Software Engineer, Production Infrastructure, 11/2021 - Present
Zone Aware Routing: Improved intra availability zone routing with ROI of $2 million.
- Reduced inter-AZ production traffic by 40%.
- Migrated 1416 microservices to envoy load balancing subsets.
- Deprecated error prone load balancing components in favor of configuring load balancing subsets in Envoy.
- Wrote design spec and grafana/kibana dashboards. Communicated with customer teams to debug load balancing edge cases.
No More Yaml (NoMoYa): Decreased time-to-deploy networking settings from 15 minutes to less than 30 seconds.
- Implemented new configuration API server (GoLang) and user interface (TypeScript + React) handling circuit breakers, health check endpoints, traffic migrations, and network dependency allow lists.

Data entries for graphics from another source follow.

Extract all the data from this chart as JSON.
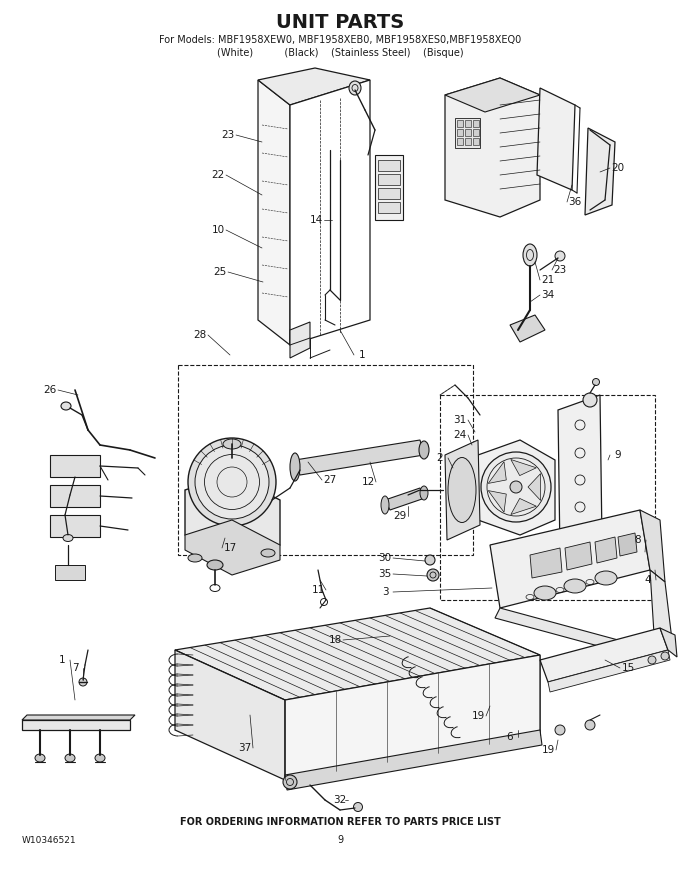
{
  "title": "UNIT PARTS",
  "subtitle1": "For Models: MBF1958XEW0, MBF1958XEB0, MBF1958XES0,MBF1958XEQ0",
  "subtitle2": "(White)          (Black)    (Stainless Steel)    (Bisque)",
  "footer_left": "W10346521",
  "footer_center": "FOR ORDERING INFORMATION REFER TO PARTS PRICE LIST",
  "footer_page": "9",
  "bg_color": "#ffffff",
  "lc": "#1a1a1a",
  "figw": 6.8,
  "figh": 8.8,
  "dpi": 100
}
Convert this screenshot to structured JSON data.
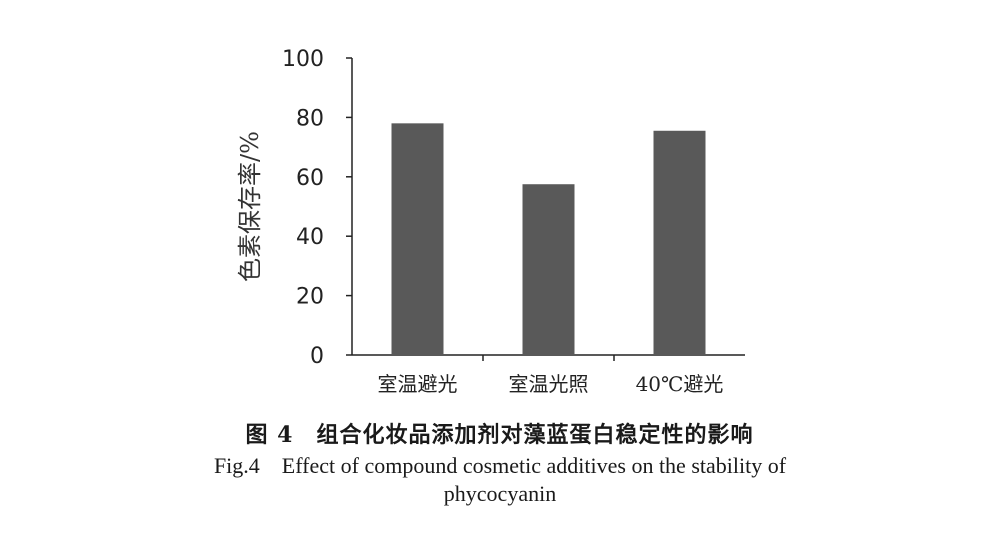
{
  "chart_data": {
    "type": "bar",
    "categories": [
      "室温避光",
      "室温光照",
      "40℃避光"
    ],
    "values": [
      78,
      57.5,
      75.5
    ],
    "xlabel": "",
    "ylabel": "色素保存率/%",
    "ylim": [
      0,
      100
    ],
    "yticks": [
      "0",
      "20",
      "40",
      "60",
      "80",
      "100"
    ],
    "grid": false,
    "bar_color": "#595959"
  },
  "caption": {
    "cn": "图 4　组合化妆品添加剂对藻蓝蛋白稳定性的影响",
    "en": "Fig.4　Effect of compound cosmetic additives on the stability of phycocyanin"
  }
}
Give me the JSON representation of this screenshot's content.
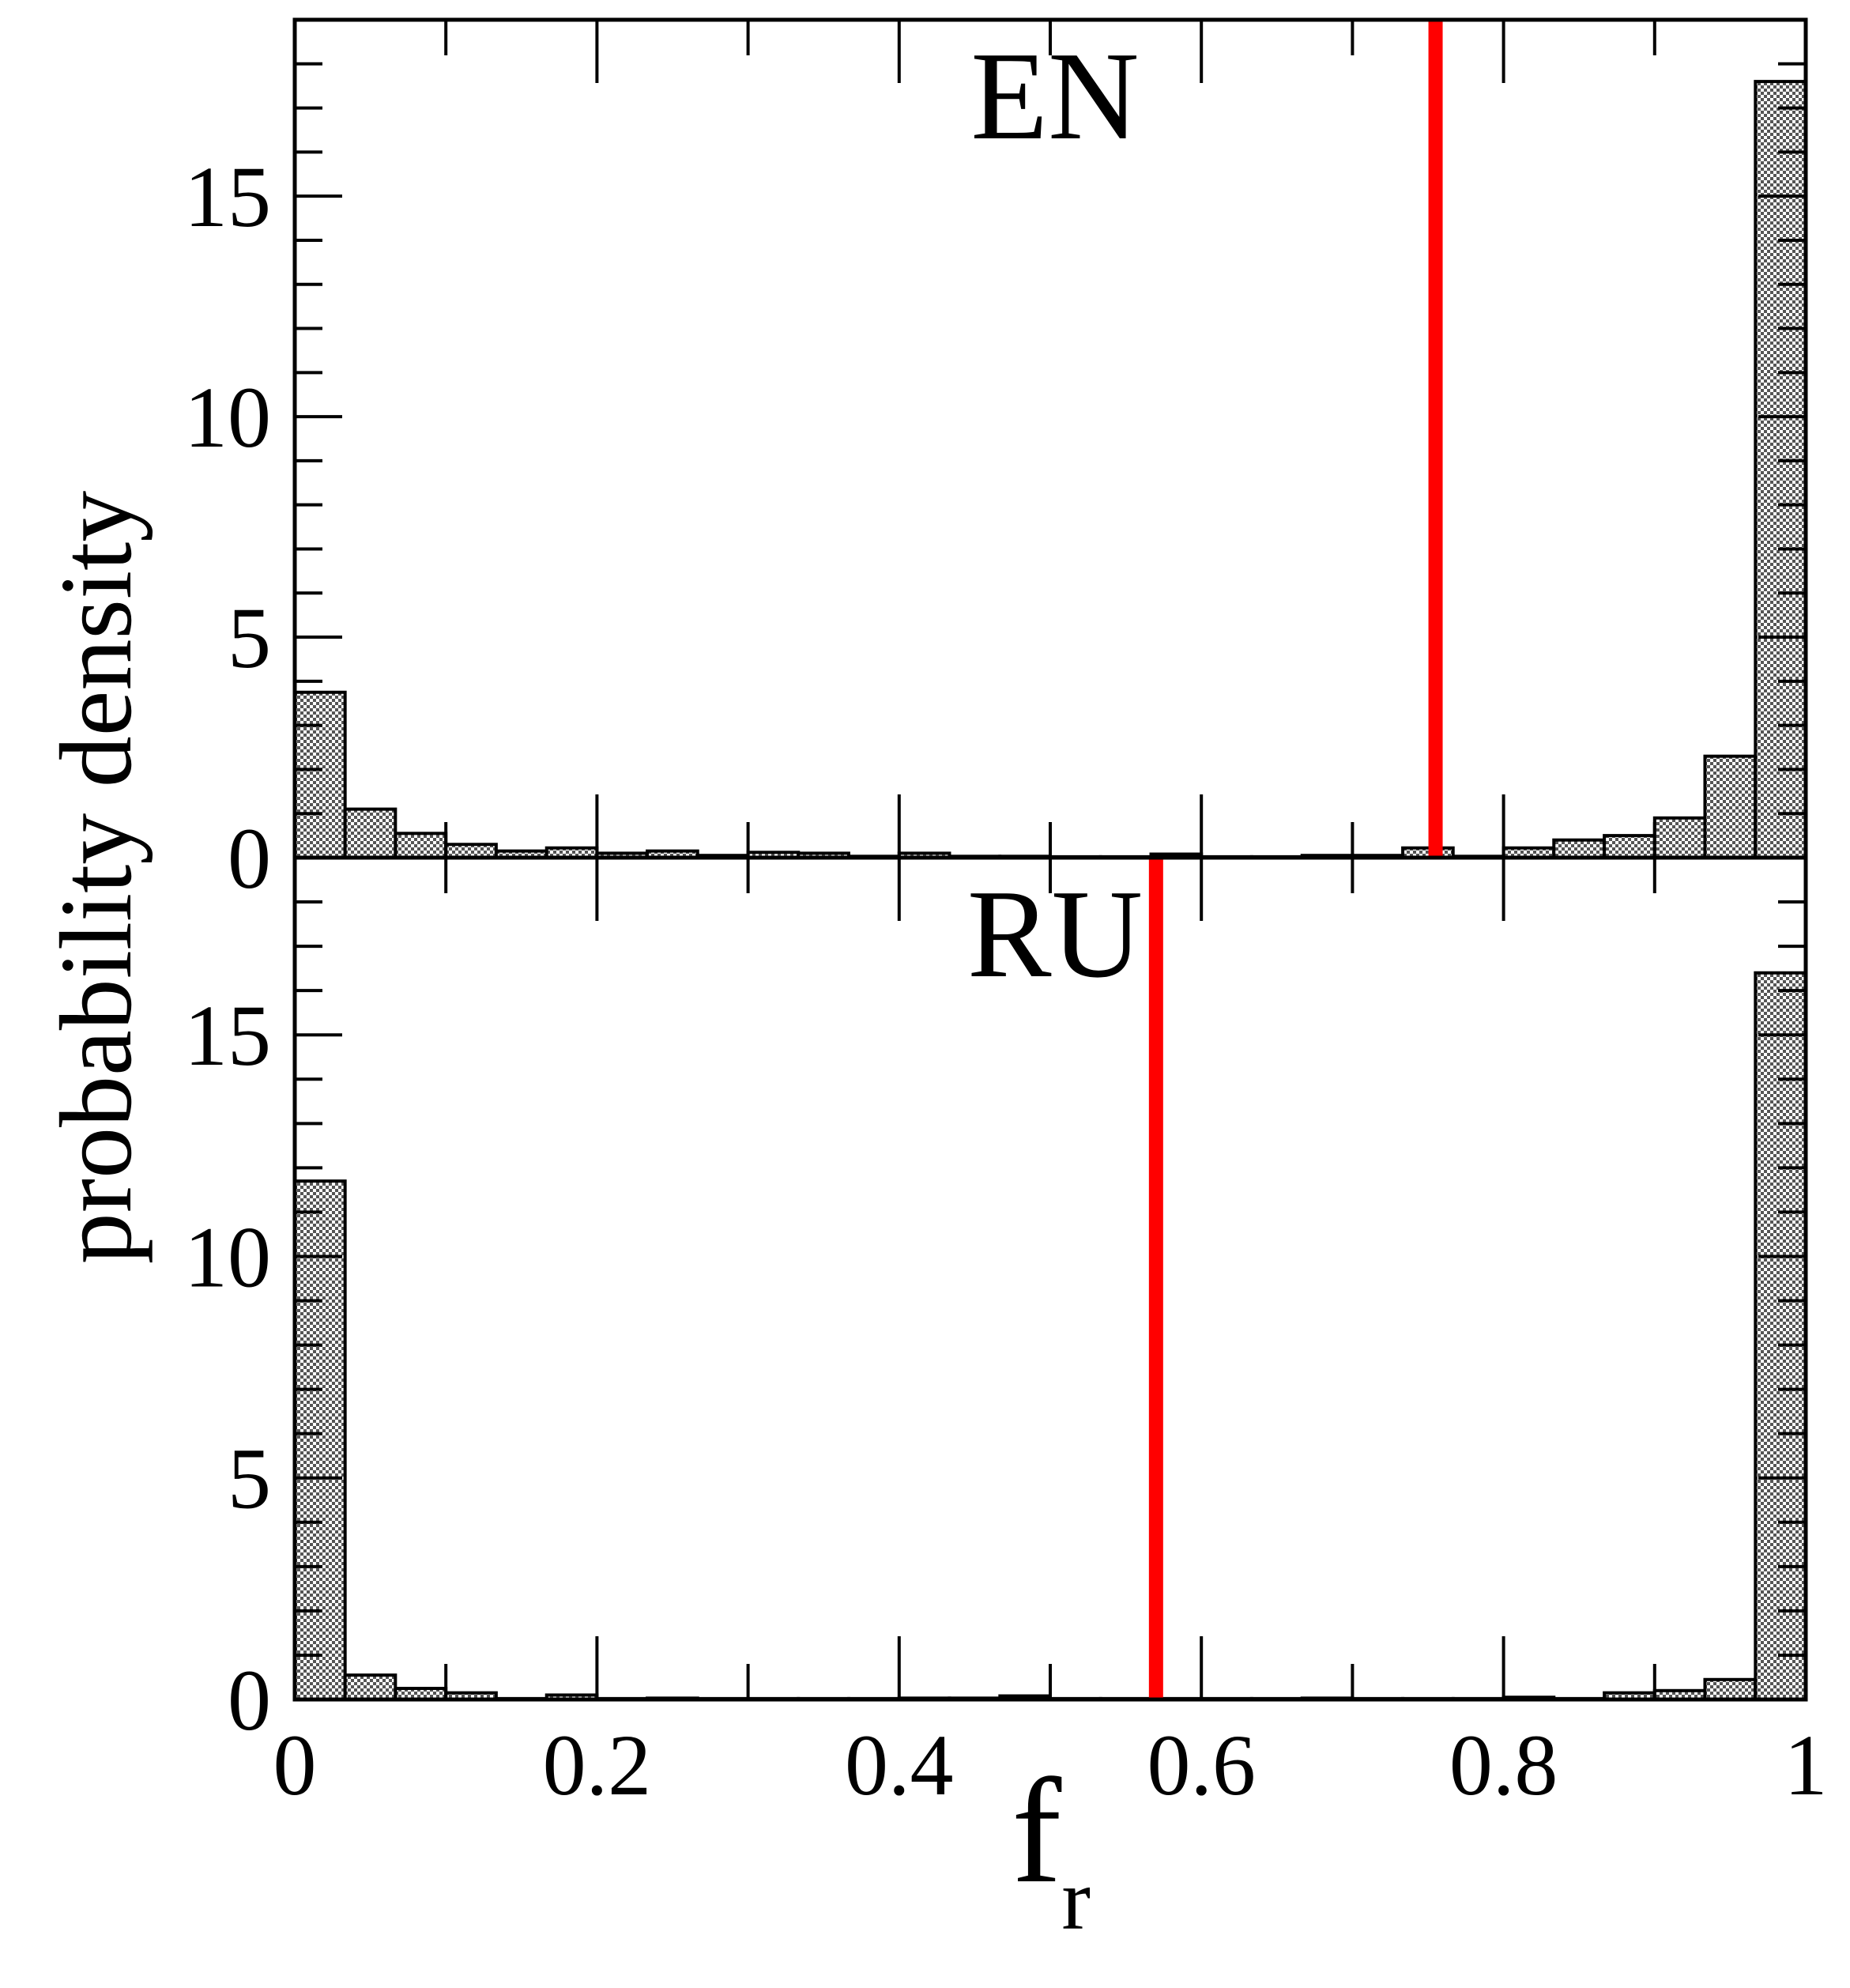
{
  "chart_data": [
    {
      "type": "bar",
      "panel_label": "EN",
      "ylabel": "probability density",
      "xlim": [
        0,
        1
      ],
      "ylim": [
        0,
        19
      ],
      "x_ticks": [
        "0",
        "0.2",
        "0.4",
        "0.6",
        "0.8",
        "1"
      ],
      "y_ticks": [
        "0",
        "5",
        "10",
        "15"
      ],
      "bin_width": 0.0333,
      "bin_starts": [
        0,
        0.0333,
        0.0667,
        0.1,
        0.1333,
        0.1667,
        0.2,
        0.2333,
        0.2667,
        0.3,
        0.3333,
        0.3667,
        0.4,
        0.4333,
        0.4667,
        0.5,
        0.5333,
        0.5667,
        0.6,
        0.6333,
        0.6667,
        0.7,
        0.7333,
        0.7667,
        0.8,
        0.8333,
        0.8667,
        0.9,
        0.9333,
        0.9667
      ],
      "values": [
        3.75,
        1.1,
        0.55,
        0.3,
        0.15,
        0.22,
        0.1,
        0.15,
        0.05,
        0.12,
        0.1,
        0.03,
        0.1,
        0.03,
        0.03,
        0.02,
        0.02,
        0.08,
        0.02,
        0.02,
        0.05,
        0.05,
        0.22,
        0.03,
        0.22,
        0.4,
        0.5,
        0.9,
        2.3,
        17.6
      ],
      "vline_x": 0.755,
      "vline_color": "#ff0000",
      "bar_pattern": "checkered gray",
      "grid": false
    },
    {
      "type": "bar",
      "panel_label": "RU",
      "xlabel": "f",
      "xlabel_subscript": "r",
      "xlim": [
        0,
        1
      ],
      "ylim": [
        0,
        19
      ],
      "x_ticks": [
        "0",
        "0.2",
        "0.4",
        "0.6",
        "0.8",
        "1"
      ],
      "y_ticks": [
        "0",
        "5",
        "10",
        "15"
      ],
      "bin_width": 0.0333,
      "bin_starts": [
        0,
        0.0333,
        0.0667,
        0.1,
        0.1333,
        0.1667,
        0.2,
        0.2333,
        0.2667,
        0.3,
        0.3333,
        0.3667,
        0.4,
        0.4333,
        0.4667,
        0.5,
        0.5333,
        0.5667,
        0.6,
        0.6333,
        0.6667,
        0.7,
        0.7333,
        0.7667,
        0.8,
        0.8333,
        0.8667,
        0.9,
        0.9333,
        0.9667
      ],
      "values": [
        11.7,
        0.55,
        0.25,
        0.15,
        0.02,
        0.1,
        0.02,
        0.03,
        0.02,
        0.02,
        0.02,
        0.02,
        0.03,
        0.03,
        0.08,
        0.02,
        0.02,
        0.02,
        0.02,
        0.02,
        0.03,
        0.02,
        0.02,
        0.02,
        0.05,
        0.02,
        0.15,
        0.2,
        0.45,
        16.4
      ],
      "vline_x": 0.57,
      "vline_color": "#ff0000",
      "bar_pattern": "checkered gray",
      "grid": false
    }
  ]
}
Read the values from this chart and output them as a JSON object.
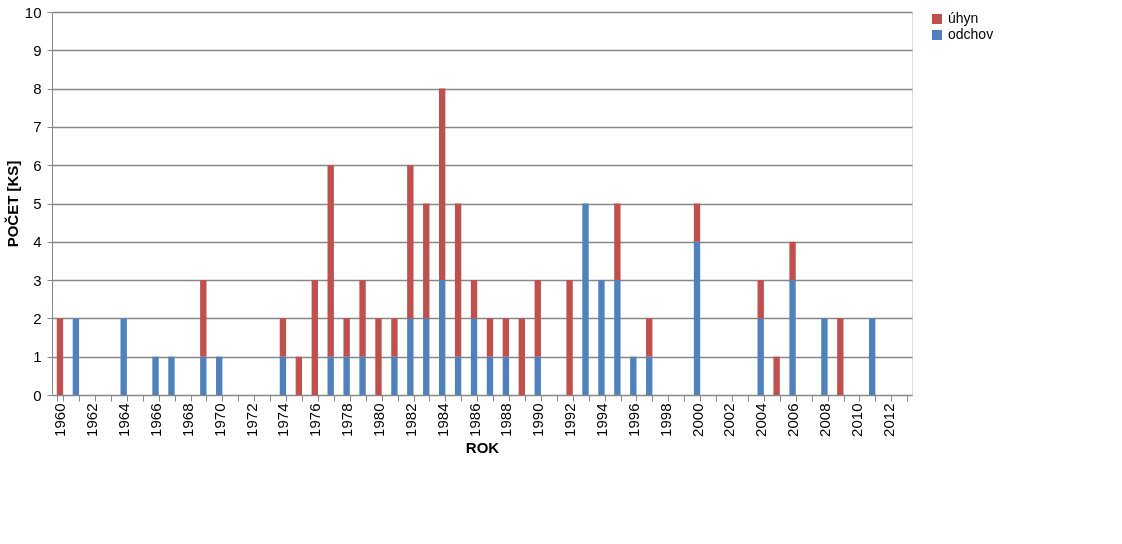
{
  "chart_data": {
    "type": "bar",
    "stacked": true,
    "xlabel": "ROK",
    "ylabel": "POČET [KS]",
    "categories": [
      "1960",
      null,
      "1962",
      null,
      "1964",
      null,
      "1966",
      null,
      "1968",
      null,
      "1970",
      null,
      "1972",
      null,
      "1974",
      null,
      "1976",
      null,
      "1978",
      null,
      "1980",
      null,
      "1982",
      null,
      "1984",
      null,
      "1986",
      null,
      "1988",
      null,
      "1990",
      null,
      "1992",
      null,
      "1994",
      null,
      "1996",
      null,
      "1998",
      null,
      "2000",
      null,
      "2002",
      null,
      "2004",
      null,
      "2006",
      null,
      "2008",
      null,
      "2010",
      null,
      "2012",
      null
    ],
    "series": [
      {
        "name": "odchov",
        "color": "#4f81bd",
        "values": [
          0,
          2,
          0,
          0,
          2,
          0,
          1,
          1,
          0,
          1,
          1,
          0,
          0,
          0,
          1,
          0,
          0,
          1,
          1,
          1,
          0,
          1,
          2,
          2,
          3,
          1,
          2,
          1,
          1,
          0,
          1,
          0,
          0,
          5,
          3,
          3,
          1,
          1,
          0,
          0,
          4,
          0,
          0,
          0,
          2,
          0,
          3,
          0,
          2,
          0,
          0,
          2,
          0,
          0
        ]
      },
      {
        "name": "úhyn",
        "color": "#c0504d",
        "values": [
          2,
          0,
          0,
          0,
          0,
          0,
          0,
          0,
          0,
          2,
          0,
          0,
          0,
          0,
          1,
          1,
          3,
          5,
          1,
          2,
          2,
          1,
          4,
          3,
          5,
          4,
          1,
          1,
          1,
          2,
          2,
          0,
          3,
          0,
          0,
          2,
          0,
          1,
          0,
          0,
          1,
          0,
          0,
          0,
          1,
          1,
          1,
          0,
          0,
          2,
          0,
          0,
          0,
          0
        ]
      }
    ],
    "ylim": [
      0,
      10
    ],
    "yticks": [
      0,
      1,
      2,
      3,
      4,
      5,
      6,
      7,
      8,
      9,
      10
    ],
    "grid": "y",
    "legend": "right"
  }
}
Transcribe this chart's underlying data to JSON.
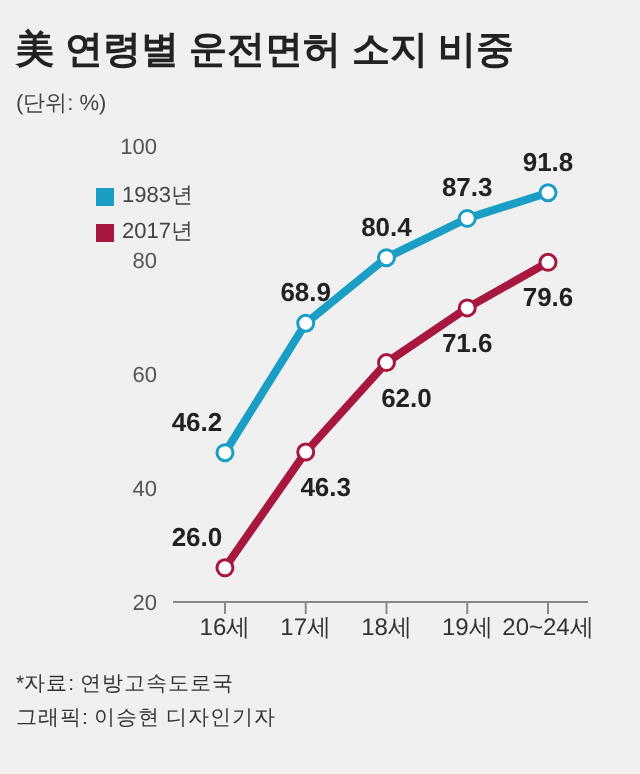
{
  "chart_data": {
    "type": "line",
    "title": "美 연령별 운전면허 소지 비중",
    "subtitle": "(단위: %)",
    "categories": [
      "16세",
      "17세",
      "18세",
      "19세",
      "20~24세"
    ],
    "series": [
      {
        "name": "1983년",
        "color": "#1b9ec6",
        "values": [
          46.2,
          68.9,
          80.4,
          87.3,
          91.8
        ],
        "value_labels": [
          "46.2",
          "68.9",
          "80.4",
          "87.3",
          "91.8"
        ]
      },
      {
        "name": "2017년",
        "color": "#a8183e",
        "values": [
          26.0,
          46.3,
          62.0,
          71.6,
          79.6
        ],
        "value_labels": [
          "26.0",
          "46.3",
          "62.0",
          "71.6",
          "79.6"
        ]
      }
    ],
    "ylim": [
      20,
      100
    ],
    "yticks": [
      20,
      40,
      60,
      80,
      100
    ],
    "marker": "circle",
    "legend": "top left",
    "annotations": [
      "*자료: 연방고속도로국",
      "그래픽: 이승현 디자인기자"
    ]
  }
}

- Improved team operations through self-service SEV mitigation, preventing context switching from team members.
Control Plane Backend Sharding: Collaborated with tech lead to simplify endpoint discovery.
- Transitioned from leader-elected writers to independent writers, enhancing service reliability and simplifying the deployment pipeline.
- Implemented new data layer on control plane frontend and backend with 0 downtime, and a 99.95% mesh availability SLA.
- Parallelized service discovery queue reducing endpoint query latency by roughly 50%.
Networking Day-to-Day
- Participated in debugging and mitigating more than 100 incidents through analyzing various kibana and prometheus queries, and SSHing into hosts themselves to validate networking components.
- Performed technical deep dives on load balancing, did 30+ candidate interviews, actively helped in team planning, and acted as mentor for both interns and new-hires.